Bertinoro, 6/13 September 2009

Shadows

Out of the Shadows: cinema and "the other"

This seminar will link comparative cinema history and cultural analysis with contemporary philosophical reflection on the paradoxical status of ‘shadows’ (as in Roy Sorenson’s new book). During the 1920s, cinema’s technical capacity to create chiaroscuro images increased, giving rise to a new visual expressivity, often drawing on the traditional symbolism of shadows and darkness. We begin by recalling the climax of Weimar cinema’s preoccupation with shadows, and how this entered Hollywood’s lexicon in specific genres. Next, we consider the role of shadow-play in early avant-garde film, which leads on to the New American cinema of the 50s and 60s, typified by Cassavetes’ Shadows (1959), with its exploration of racial exclusion and marginality.  The new Queer cinema that emerged in the 1980s was also concerned with bringing queer identities and histories ‘out of the shadows’, often with its own visual vernacular to match in films by Fassbinder, Almodovar and Kalin. 

Readings

  • Lotte H. Eisner, The Haunted Screen: Expresionism in the German Cinema, Thames and Hudson, 1969
  • S. S. Prawer, Caligari’s Children. The Film as Tale of Terror, Oxford University Press, 1980
  • B. Ruby Rich, New Queer Cinema, 1991
  • P. Adams Sitney, Visionary Film: the American Avant-Garde, 1943-2000, OUP, 2002
  • Paul Julian Smith, Desire Unlimited: The Cinema of Pedro Almodovar, Verso, 1994
  • Roy Sorenson, Seeing Dark Things: The Philosophy of Shadows, OUP, 2008
Seminar in English
Held by
Ian Christie 
Birkbeck College
and
Giulio Iacoli 
University of Parma
Ian Christie is Professor of Film and Media History at Birkbeck College, University of London and a Fellow of the British Academy. He has published widely on avant-garde film, on Russian, British, French and American cinema, and on the history of film theory (see website www.ianchristie.org ).

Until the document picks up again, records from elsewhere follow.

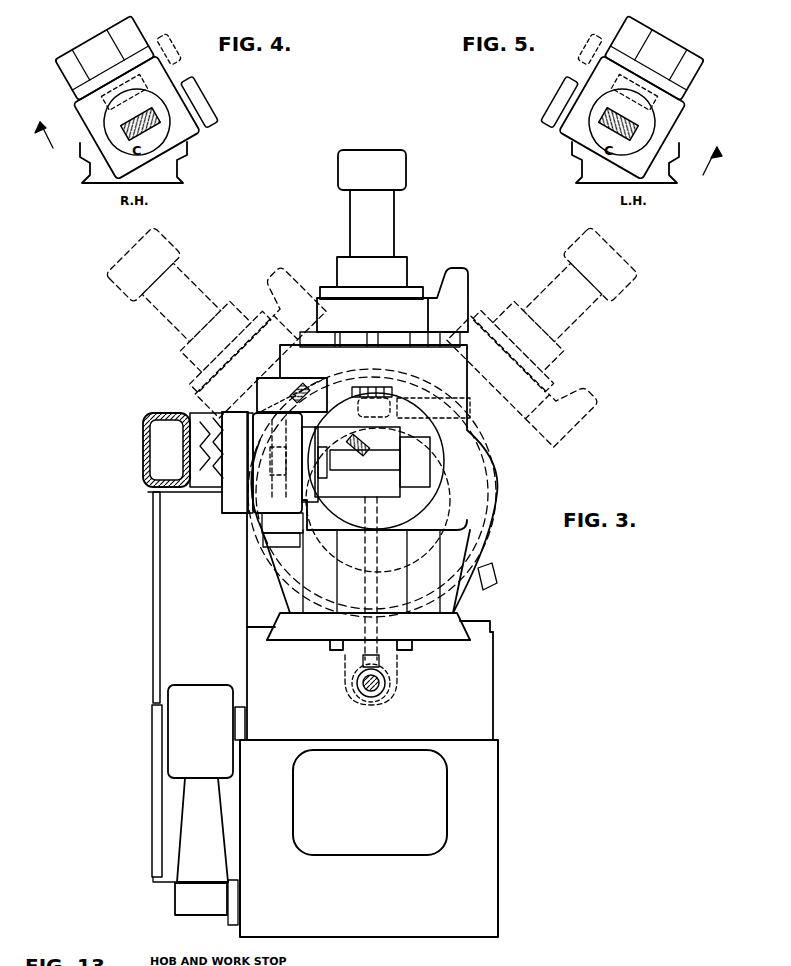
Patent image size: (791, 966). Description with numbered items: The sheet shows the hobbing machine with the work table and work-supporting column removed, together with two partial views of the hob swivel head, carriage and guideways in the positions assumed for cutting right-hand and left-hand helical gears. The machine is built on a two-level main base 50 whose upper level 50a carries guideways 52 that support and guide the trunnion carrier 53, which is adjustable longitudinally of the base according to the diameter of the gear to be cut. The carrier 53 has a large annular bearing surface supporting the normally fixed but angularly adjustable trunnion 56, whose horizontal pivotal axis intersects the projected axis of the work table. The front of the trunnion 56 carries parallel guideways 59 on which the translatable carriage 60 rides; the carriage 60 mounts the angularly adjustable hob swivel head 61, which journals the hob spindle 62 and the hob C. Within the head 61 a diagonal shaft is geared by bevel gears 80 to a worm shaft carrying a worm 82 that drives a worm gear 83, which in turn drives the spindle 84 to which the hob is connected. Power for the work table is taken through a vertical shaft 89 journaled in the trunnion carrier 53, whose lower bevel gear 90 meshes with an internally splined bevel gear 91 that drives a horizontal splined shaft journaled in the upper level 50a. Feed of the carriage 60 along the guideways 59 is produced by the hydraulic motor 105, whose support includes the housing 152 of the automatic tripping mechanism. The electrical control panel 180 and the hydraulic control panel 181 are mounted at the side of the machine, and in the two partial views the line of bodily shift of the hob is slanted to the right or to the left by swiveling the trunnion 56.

In FIG. 3, the main base 50 is at (489, 815).
In FIG. 3, the upper level of main base 50a is at (484, 713).
In FIG. 3, the guideways 52 is at (474, 629).
In FIG. 3, the trunnion carrier 53 is at (473, 601).
In FIG. 4, the trunnion carrier 53 is at (87, 167).
In FIG. 5, the trunnion carrier 53 is at (677, 168).
In FIG. 3, the trunnion 56 is at (479, 472).
In FIG. 4, the trunnion 56 is at (71, 96).
In FIG. 5, the trunnion 56 is at (691, 97).
In FIG. 3, the guideways 59 is at (314, 565).
In FIG. 4, the guideways 59 is at (73, 63).
In FIG. 5, the guideways 59 is at (688, 67).
In FIG. 3, the carriage 60 is at (458, 514).
In FIG. 4, the carriage 60 is at (92, 117).
In FIG. 5, the carriage 60 is at (672, 125).
In FIG. 3, the hob swivel head 61 is at (384, 524).
In FIG. 3, the hob spindle 62 is at (341, 466).
In FIG. 3, the bevel gears 80 is at (303, 404).
In FIG. 3, the worm 82 is at (272, 463).
In FIG. 4, the worm gear 83 is at (196, 130).
In FIG. 5, the worm gear 83 is at (576, 129).
In FIG. 4, the spindle 84 is at (118, 128).
In FIG. 5, the spindle 84 is at (655, 145).
In FIG. 3, the vertical shaft 89 is at (367, 634).
In FIG. 3, the bevel gear 90 is at (387, 667).
In FIG. 3, the internally splined bevel gear 91 is at (387, 692).
In FIG. 3, the hydraulic motor 105 is at (391, 209).
In FIG. 3, the housing 152 is at (457, 274).
In FIG. 3, the electrical control panel 180 is at (168, 518).
In FIG. 3, the hydraulic control panel 181 is at (170, 805).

He was Slade Professor of Fine Art at Cambridge University in 2006, with a series of lectures entitled ‘The cinema has now yet been invented’. His current interests include production design, early optical entertainments and neuroscience.

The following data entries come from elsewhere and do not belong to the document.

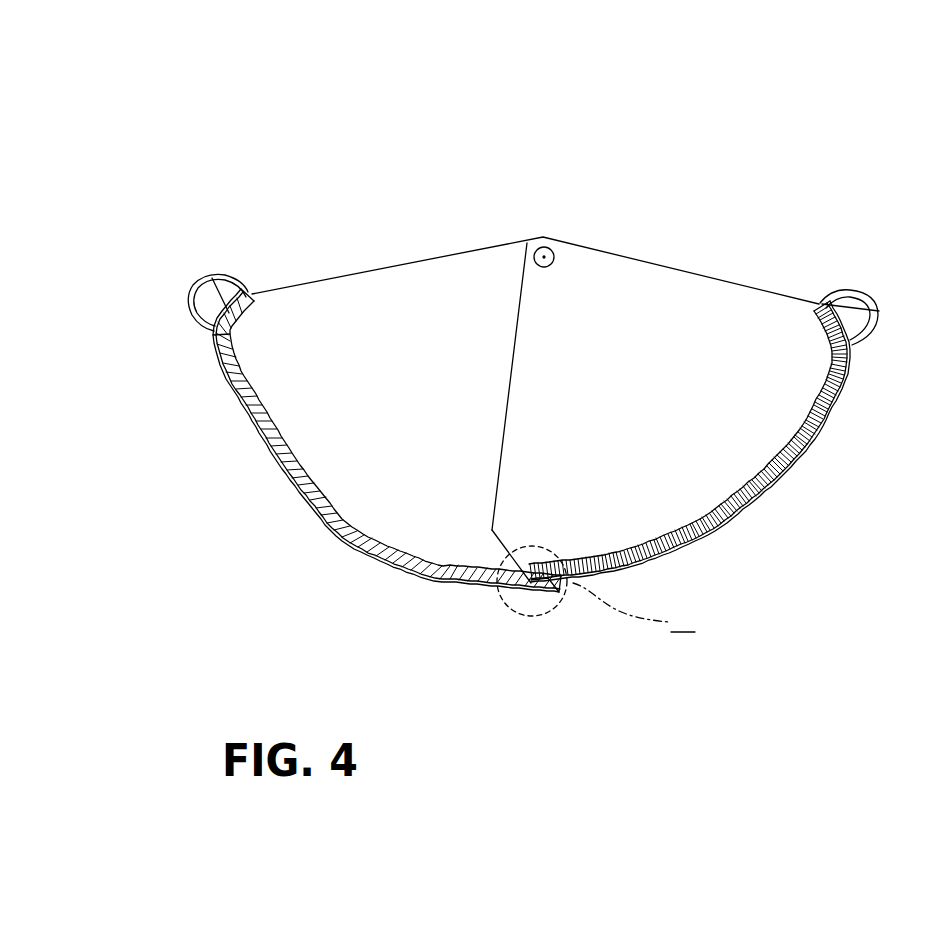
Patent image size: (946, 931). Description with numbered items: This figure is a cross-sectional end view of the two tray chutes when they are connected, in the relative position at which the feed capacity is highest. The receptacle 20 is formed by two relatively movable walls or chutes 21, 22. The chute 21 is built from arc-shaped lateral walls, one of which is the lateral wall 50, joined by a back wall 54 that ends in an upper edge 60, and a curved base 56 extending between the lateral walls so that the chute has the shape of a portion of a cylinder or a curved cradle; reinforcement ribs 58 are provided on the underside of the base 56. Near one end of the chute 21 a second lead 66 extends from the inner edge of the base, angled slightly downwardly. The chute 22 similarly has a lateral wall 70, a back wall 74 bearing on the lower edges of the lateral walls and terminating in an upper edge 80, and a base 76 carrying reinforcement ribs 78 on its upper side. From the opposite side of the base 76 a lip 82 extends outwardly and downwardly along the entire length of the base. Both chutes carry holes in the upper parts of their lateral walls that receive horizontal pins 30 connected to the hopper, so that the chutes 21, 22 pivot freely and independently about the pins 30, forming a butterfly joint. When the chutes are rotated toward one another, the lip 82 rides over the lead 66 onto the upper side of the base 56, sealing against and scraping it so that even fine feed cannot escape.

The receptacle 20 is at (660, 193).
The chute 21 is at (300, 509).
The chute 22 is at (798, 483).
The pin 30 is at (545, 247).
The lateral wall 50 is at (376, 313).
The back wall 54 is at (213, 276).
The base 56 is at (377, 547).
The reinforcement ribs 58 is at (433, 568).
The upper edge 60 is at (248, 298).
The second lead 66 is at (567, 581).
The lateral wall 70 is at (697, 300).
The back wall 74 is at (876, 286).
The base 76 is at (733, 514).
The reinforcement ribs 78 is at (680, 396).
The upper edge 80 is at (818, 302).
The lip 82 is at (540, 581).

Giulio Iacoli (Modena, 1974) holds a Laurea in Classical Literature at the University of Bologna, and received a doctorate in Comparative Literature from the University of Cagliari. A former Visiting Researcher at Stanford University and Research Fellow at the University of L’Aquila, since 2006 he is Assistant Professor at the University of Parma, Dipartimento di Italianistica, where he presently teaches courses in Comparative Literature and Theory and History of Literary Genres. He is co-director of Studi culturali, and co-editor of Scritture migranti.
His main interests are cultural geography, literary theory, queer studies, contemporary novel writing, comparisons between literature, cinema and other arts. He has widely written on contemporary fiction (Buzzati, Calvino, D’Arzo, Perec, Queneau, DeLillo, Ginzburg, Guibert) as well as on cultural and queer issues (cultural geography and maps, queer spaces, the JFK assassination, Bergman, Susan Sontag, Almodóvar, Siti, the images of the italian city and of the migrants in contemporary cinema).

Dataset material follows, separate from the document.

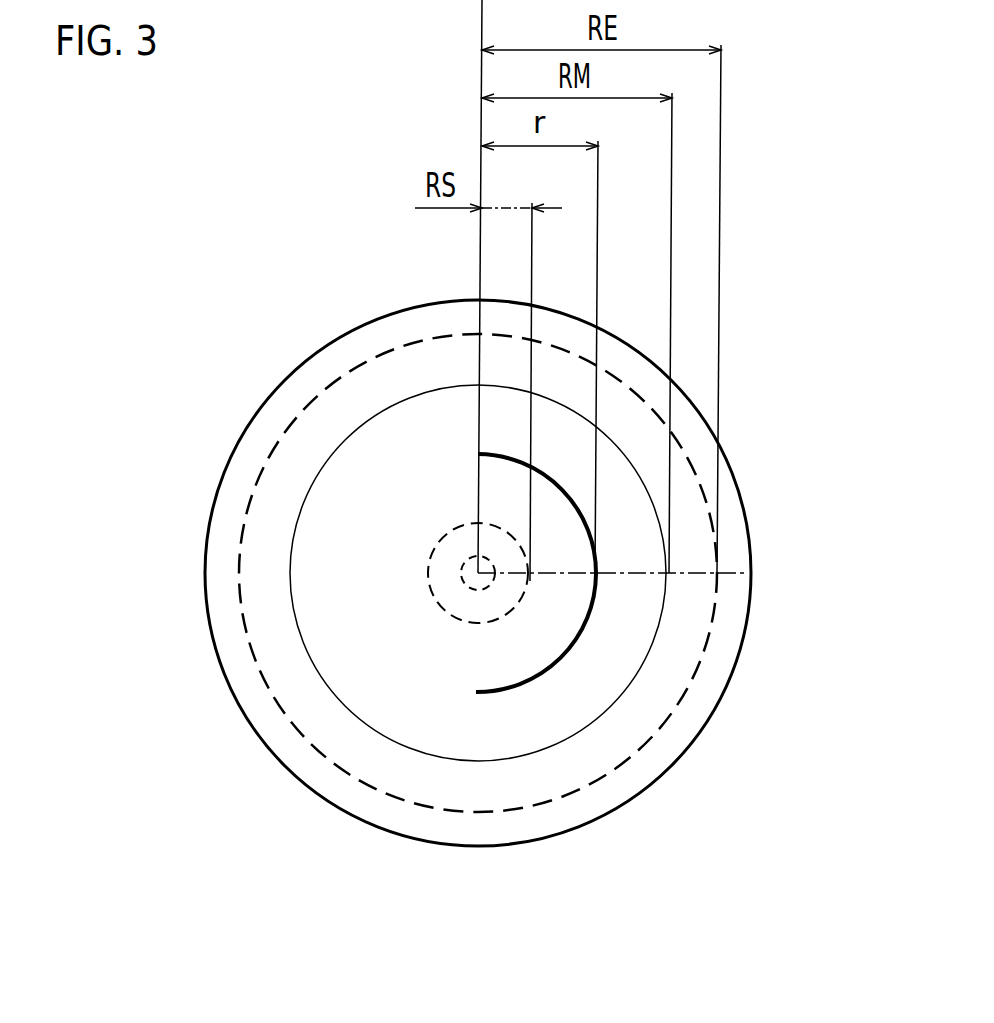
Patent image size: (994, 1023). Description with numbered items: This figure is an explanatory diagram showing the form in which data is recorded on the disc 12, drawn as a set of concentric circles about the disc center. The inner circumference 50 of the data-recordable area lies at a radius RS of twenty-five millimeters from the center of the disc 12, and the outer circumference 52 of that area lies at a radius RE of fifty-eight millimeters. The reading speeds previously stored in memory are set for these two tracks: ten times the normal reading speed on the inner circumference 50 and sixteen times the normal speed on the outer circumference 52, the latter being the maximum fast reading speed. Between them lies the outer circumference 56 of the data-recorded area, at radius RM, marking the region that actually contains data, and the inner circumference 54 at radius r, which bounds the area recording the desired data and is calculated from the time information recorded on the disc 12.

The author of two monographs, Atlante delle derive. Geografie da un’Emilia postmoderna: Gianni Celati, Pier Vittorio Tondelli (Diabasis, 2002), and La percezione narrativa dello spazio. Teorie e rappresentazioni contemporanee (Carocci, 2008), he has also edited in 2005 a special issue of the review “Poetiche”, devoted to Pier Vittorio Tondelli, and in 2009 a little book on literary theory (La pratica e la grammatica. Letteratura e teorie culturali, Unicopli). He is currently co-editing a book manuscript addressing the relationships between literature, eroticism, and pornography.

Tutor
Antonio Bibbò
University of L'Aquila

Antonio Bibbò was born in Naples on the 12th December 1979 but has lived for the past 4 years in Rome, where he works with professor Enrico Terrinoni at the Università di Roma Tre. He also works as a journalist (especially in the area of cinema and literature) for a national magazine and does freelance technical and literary translations from English and French into Italian. He likes, roughly in this order, English, French and Italian literature, and has a particular interest in realist, Victorian and modernist writers. But at present he is reading as many alive (or at least recently departed) authors as possible. He loves cinema and owns a video-projector, which he cherishes as if it were part of his own body. He chiefly screens films by Terry Gilliam, Martin Scorsese, Ernst Lubitsch, teen-movies and loads of tv-series, past and present.